Narradora, poeta y profesora de escritura, la gallega Cristina Sánchez-Andrade se ha convertido en una de las voces más sólidas de la literatura. Ahora publica El niño que comía lana, una antología de cuentos, con aroma tremendista y olor a Valle-Inclán, en la que pone lupa en la vulnerabilidad humana.
El niño que comía lana (Anagrama), título que da a su vez nombre a uno de los cuentos, reúne 15 relatos que tienen tanta unidad que algunos de sus personajes hasta saltan de unos a otros. Cuentos que huelen y saben, y que llevan el lenguaje a su máxima calidad artística con la Galicia rural, la España profunda o los personajes esperpénticos como telón de fondo.
Toda esta descripción que hace la autora, que se mueve entre un realismo crudo y otro mágico, la sazona con humor. «El humor es la sal de la literatura. Como la poesía, me sirve también como contraste para masticar lo que podría resultar una realidad amarga y demasiado sórdida», explica a Efe Sánchez-Andrade (Santiago de Compostela, 1968). «En todo caso —continúa—, yo creo que siempre tiene que haber algo perturbador en la literatura. No sirve de nada escribir sobre lo bonito que está el cielo estrellado; si quieres crear algo válido, tienes que hurgar en las emociones de la gente, tienes que escribir algo que les aguijonee, que les perturbe y que les dé algo de miedo. Para ser creíble, un personaje tiene que ser vulnerable, y eso es lo que trato de mostrar, la vulnerabilidad humana».

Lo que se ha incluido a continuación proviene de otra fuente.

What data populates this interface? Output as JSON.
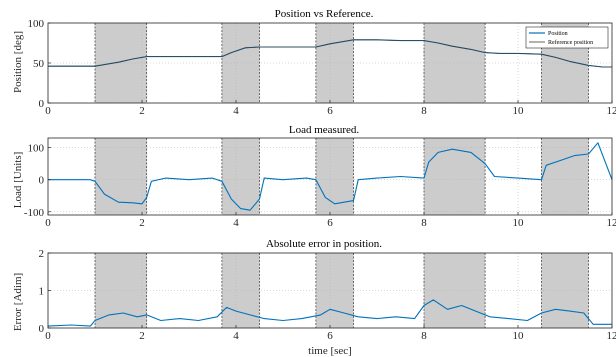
{
  "chart_data": [
    {
      "type": "line",
      "title": "Position vs Reference.",
      "xlabel": "",
      "ylabel": "Position [deg]",
      "xlim": [
        0,
        12
      ],
      "ylim": [
        0,
        100
      ],
      "xticks": [
        0,
        2,
        4,
        6,
        8,
        10,
        12
      ],
      "yticks": [
        0,
        50,
        100
      ],
      "grid": true,
      "legend": {
        "placement": "top-right",
        "entries": [
          "Position",
          "Reference position"
        ]
      },
      "shaded_intervals": [
        [
          1.0,
          2.1
        ],
        [
          3.7,
          4.5
        ],
        [
          5.7,
          6.5
        ],
        [
          8.0,
          9.3
        ],
        [
          10.5,
          11.5
        ]
      ],
      "series": [
        {
          "name": "Position",
          "color": "#0072bd",
          "x": [
            0,
            0.5,
            1.0,
            1.2,
            1.5,
            1.8,
            2.1,
            2.5,
            3.0,
            3.5,
            3.7,
            3.9,
            4.2,
            4.5,
            5.0,
            5.7,
            6.0,
            6.3,
            6.5,
            7.0,
            7.5,
            8.0,
            8.3,
            8.6,
            9.0,
            9.3,
            9.6,
            10.0,
            10.5,
            10.8,
            11.1,
            11.5,
            11.8,
            12.0
          ],
          "y": [
            46,
            46,
            46,
            48,
            51,
            55,
            58,
            58,
            58,
            58,
            58,
            63,
            69,
            70,
            70,
            70,
            74,
            77,
            79,
            79,
            78,
            78,
            75,
            71,
            67,
            63,
            62,
            62,
            61,
            57,
            52,
            47,
            45,
            45
          ]
        },
        {
          "name": "Reference position",
          "color": "#404040",
          "x": [
            0,
            0.5,
            1.0,
            1.2,
            1.5,
            1.8,
            2.1,
            2.5,
            3.0,
            3.5,
            3.7,
            3.9,
            4.2,
            4.5,
            5.0,
            5.7,
            6.0,
            6.3,
            6.5,
            7.0,
            7.5,
            8.0,
            8.3,
            8.6,
            9.0,
            9.3,
            9.6,
            10.0,
            10.5,
            10.8,
            11.1,
            11.5,
            11.8,
            12.0
          ],
          "y": [
            46,
            46,
            46,
            48,
            51,
            55,
            58,
            58,
            58,
            58,
            58,
            63,
            69,
            70,
            70,
            70,
            74,
            77,
            79,
            79,
            78,
            78,
            75,
            71,
            67,
            63,
            62,
            62,
            61,
            57,
            52,
            47,
            45,
            45
          ]
        }
      ]
    },
    {
      "type": "line",
      "title": "Load measured.",
      "xlabel": "",
      "ylabel": "Load [Units]",
      "xlim": [
        0,
        12
      ],
      "ylim": [
        -110,
        130
      ],
      "xticks": [
        0,
        2,
        4,
        6,
        8,
        10,
        12
      ],
      "yticks": [
        -100,
        0,
        100
      ],
      "grid": true,
      "shaded_intervals": [
        [
          1.0,
          2.1
        ],
        [
          3.7,
          4.5
        ],
        [
          5.7,
          6.5
        ],
        [
          8.0,
          9.3
        ],
        [
          10.5,
          11.5
        ]
      ],
      "series": [
        {
          "name": "",
          "color": "#0072bd",
          "x": [
            0,
            0.9,
            1.0,
            1.2,
            1.5,
            1.8,
            2.0,
            2.1,
            2.2,
            2.5,
            3.0,
            3.5,
            3.7,
            3.9,
            4.1,
            4.3,
            4.5,
            4.6,
            5.0,
            5.5,
            5.7,
            5.9,
            6.1,
            6.3,
            6.5,
            6.6,
            7.0,
            7.5,
            8.0,
            8.1,
            8.3,
            8.6,
            9.0,
            9.3,
            9.5,
            10.0,
            10.5,
            10.6,
            10.9,
            11.2,
            11.5,
            11.7,
            12.0
          ],
          "y": [
            0,
            0,
            -5,
            -45,
            -70,
            -72,
            -75,
            -55,
            -5,
            5,
            0,
            5,
            -5,
            -60,
            -90,
            -95,
            -60,
            5,
            0,
            5,
            0,
            -55,
            -75,
            -70,
            -65,
            0,
            5,
            10,
            5,
            55,
            85,
            95,
            85,
            50,
            10,
            5,
            0,
            45,
            60,
            75,
            80,
            115,
            0
          ]
        }
      ]
    },
    {
      "type": "line",
      "title": "Absolute error in position.",
      "xlabel": "time [sec]",
      "ylabel": "Error [Adim]",
      "xlim": [
        0,
        12
      ],
      "ylim": [
        0,
        2
      ],
      "xticks": [
        0,
        2,
        4,
        6,
        8,
        10,
        12
      ],
      "yticks": [
        0,
        1,
        2
      ],
      "grid": true,
      "shaded_intervals": [
        [
          1.0,
          2.1
        ],
        [
          3.7,
          4.5
        ],
        [
          5.7,
          6.5
        ],
        [
          8.0,
          9.3
        ],
        [
          10.5,
          11.5
        ]
      ],
      "series": [
        {
          "name": "",
          "color": "#0072bd",
          "x": [
            0,
            0.5,
            0.9,
            1.0,
            1.3,
            1.6,
            1.9,
            2.1,
            2.4,
            2.8,
            3.2,
            3.6,
            3.8,
            4.0,
            4.3,
            4.6,
            5.0,
            5.4,
            5.8,
            6.0,
            6.3,
            6.6,
            7.0,
            7.4,
            7.8,
            8.0,
            8.2,
            8.5,
            8.8,
            9.1,
            9.4,
            9.8,
            10.2,
            10.5,
            10.8,
            11.1,
            11.4,
            11.6,
            12.0
          ],
          "y": [
            0.05,
            0.08,
            0.05,
            0.2,
            0.35,
            0.4,
            0.3,
            0.35,
            0.2,
            0.25,
            0.2,
            0.3,
            0.55,
            0.45,
            0.35,
            0.25,
            0.2,
            0.25,
            0.35,
            0.5,
            0.4,
            0.3,
            0.25,
            0.3,
            0.25,
            0.6,
            0.75,
            0.5,
            0.6,
            0.45,
            0.3,
            0.25,
            0.2,
            0.4,
            0.5,
            0.45,
            0.4,
            0.1,
            0.1
          ]
        }
      ]
    }
  ]
}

La autora de títulos como Las inviernas o Alguien bajo los párpados, narra en el libro historias como las de Manuela das Fontes, que deja a siete hijos pequeños para ser ama de cría en América y se lleva a su perrito para que mame y ella no pierda la leche, o la de un niño huérfano que encuentra el amor en un pequeño cordero y que, tras su desaparición, traumatizado, empieza a comer lana, que vomita en forma de bolas. Pero también la historia de Puriña, que tiene seis dedos y es inválida (aunque en realidad no lo es), y a la que sus padres llevan por las aldeas para pedir dinero; la de un náufrago y el hambre, o muchas otras fábulas que encierran misterio y simbolismo. Son relatos en los que «belleza y aspereza» se dan la mano y en los que muchos personajes luchan por su supervivencia sin ningún miramiento ni empatía, algo que para la autora «es parte de la vulnerabilidad del personaje».
«Ahora está muy de moda la escritura del ‘yo’ o autobiográfica; a mí me encanta, por cierto. Hay un boom de este tipo de libros: Karl Ove Knausgard, por ejemplo, o mucho más magistralmente La hora del pensamiento mágico, de Joan Didion, o Patrimonio, de Philip Roth. y se basan mucho en resaltar la vulnerabilidad», precisa Sánchez-Andrade, Premio Sor Juana Inés de la Cruz. «Muchas veces la escondemos, porque nos parece que ser vulnerables es una desventaja. Lo que es menos conocido son sus ventajas y creo que, precisamente, estos escritores que he mencionado sí han sabido sacar provecho de las mismas. Hay momentos en que la confesión de la debilidad, lejos de ser catastrófica, es la única vía posible para la empatía y el respeto de los demás», sostiene. «A veces puede que no nos atrevamos a explicar a qué tenemos miedo, que no somos tan buenos como parecemos y que además hacemos el ridículo muy a menudo. Y, más que asustar, estas revelaciones pueden servir para ganarnos el cariño y la confianza de la gente, para humanizarnos frente a ellos. A menudo, al abrir nuestro corazón, el otro también lo hace. Es decir que, a la hora de escribir, hay que ser lo suficientemente fuerte para ser débil», concluye.
Tras el éxito como novelista, Sánchez-Andrade ha decidido poner en practica todo lo que explica y enseña en sus talleres acerca del relato y, por primera vez, aunque tenía algún cuento, ha decidido abrochar un conjunto de ellos en El niño que comía lana.